The timeline shows direct correlation: Trump announced European tariffs on January 18. Markets sold off January 20 after the Supreme Court delayed its tariff ruling. By January 21, Treasury yields had compressed while gold prices peaked.
"What is more important than the tariffs themselves is the rising uncertainty caused by the tariff threat," ECB President Christine Lagarde said. Her statement captures the core dynamic: policy uncertainty drives capital into defensive positions regardless of actual tariff implementation.
Fixed income markets are absorbing two simultaneous pressures. Safe-haven demand pushes Treasury prices up and yields down. Trade policy uncertainty makes corporate bonds and emerging market debt less attractive, forcing asset managers to rebalance portfolios toward government securities.
Investment strategists face a compressed window to adjust. The 4.0% yield level hasn't been seen since mid-2024. Portfolio managers holding duration-neutral strategies are underwater if they bet on stable yields.
Gold's record high signals investors expect extended volatility. Commodity traders and hedge funds are pricing in multiple tariff rounds, not a one-time adjustment. This explains why gold held gains even as equity markets stabilized after the January 20 rout.
The VIX volatility index spiked 40% during the January 18-21 window, confirming heightened risk perception. Options markets show elevated demand for downside protection through March, suggesting traders expect tariff policy to remain active.

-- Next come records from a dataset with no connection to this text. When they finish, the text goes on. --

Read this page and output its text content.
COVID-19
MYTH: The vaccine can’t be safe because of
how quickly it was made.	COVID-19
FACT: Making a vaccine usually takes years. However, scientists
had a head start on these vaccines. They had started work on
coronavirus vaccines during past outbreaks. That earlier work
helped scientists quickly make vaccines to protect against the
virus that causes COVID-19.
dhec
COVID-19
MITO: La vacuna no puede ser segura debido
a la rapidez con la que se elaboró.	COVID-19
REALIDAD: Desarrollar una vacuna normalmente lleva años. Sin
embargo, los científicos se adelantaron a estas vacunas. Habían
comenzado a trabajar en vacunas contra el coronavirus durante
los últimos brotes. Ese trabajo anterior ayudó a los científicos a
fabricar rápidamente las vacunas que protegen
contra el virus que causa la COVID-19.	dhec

European equity funds saw $8B in outflows the week following Trump's announcement, according to EPFR data. That capital is flowing into dollar-denominated assets despite tariff risks to U.S. exports. Investors are choosing liquidity and reserve currency status over tariff exposure.
Bond managers must now calculate dual risks: recession probability from reduced trade plus inflation risk from tariff-driven price increases. The traditional negative correlation between stocks and bonds may break if stagflation concerns dominate.
The 82% confidence level in the tariff-Treasury correlation suggests strong but not definitive causation. Other factors include weak economic data and Fed policy expectations. But the timing of yield compression matches tariff news cycles with under 48-hour lags.